The question looms large because of China and Russia, two countries that could never be described as democratic, rule of law, societies. But both are large and threatening societies that are supporting thriving commerce. They make the issue cogent.
The towering example of Singapore, a rich, commercial, free market, thumbs its nose at democracy theorists because it is a one man autocracy which has been run by Lee Quan Yew for forty years. Singapore is an example of commerce thriving in a non-democratic environment
It may be possible for commerce to thrive in any environment, like Singapore, where the market is free, but the politics isn't, if the government remains stable over very long periods. We don't yet know the long term stability of Singapore. We do know that nepotism, the current Singapore model is doomed to failure, as all historic examples of nepotism show.
When Singapore fails, if it does, commercial interests may never again believe it is possible to thrive without democracy and rule of law.
On the other hand, China has succeeded in having a stable hand-off of
power once so far, while maintaining and expanding the fairly free
market and controlling the very commercial Hong Kong.

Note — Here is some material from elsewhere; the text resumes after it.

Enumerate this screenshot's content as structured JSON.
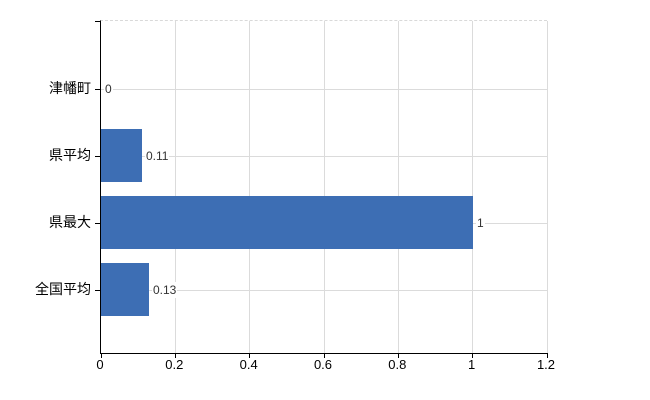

Time will tell if China can hand-off power repeatedly and whether a China that is stable over long periods will be an example of commerce without democracy.
The other issue that is of interest to me, requires thinking and maybe some new experimental nations as examples: Can a democracy survive without commerce?
There aren't many examples to look back on. Athenian democracy failed. So did the Seneca Indian model. I can't think of any others.
Historic examples don't answer the question. All the Viking countries and settlements were essentially democratic for a thousand years but the Vikings were an intensely commercial people. In most cases the Viking countries took on the appearance of a Royal Family but remained democracies, as they are today.
Most of the countries the Vikings settled, as the overlords, France, Russia and a few others, remained non-democratic for centuries.
Then there are the two unique cases of Switzerland and Holland. Both became democracies on their own. However, both were growing commercially before they were democracies.
What we have as historical examples are commercial societies that became democracies. We have no good examples of the opposite, a democracy that wasn't a commercial society.
My theoretical speculation as to the reason this is true is that democracy is an unstable form of government because in a democracy powerful people gain control and remain in control suppressing change and thwarting the democratic notion of decentralized decision making and decentralized power. Democracies, without commerce to destabilize them, without the new meritocratic leaders thrown up by commerce, devolve into long term stable autocracies.
Back to my thesis. Commerce is required for democracy. The reverse may not be true if the non-democratic government can have the rule of law and long term stability.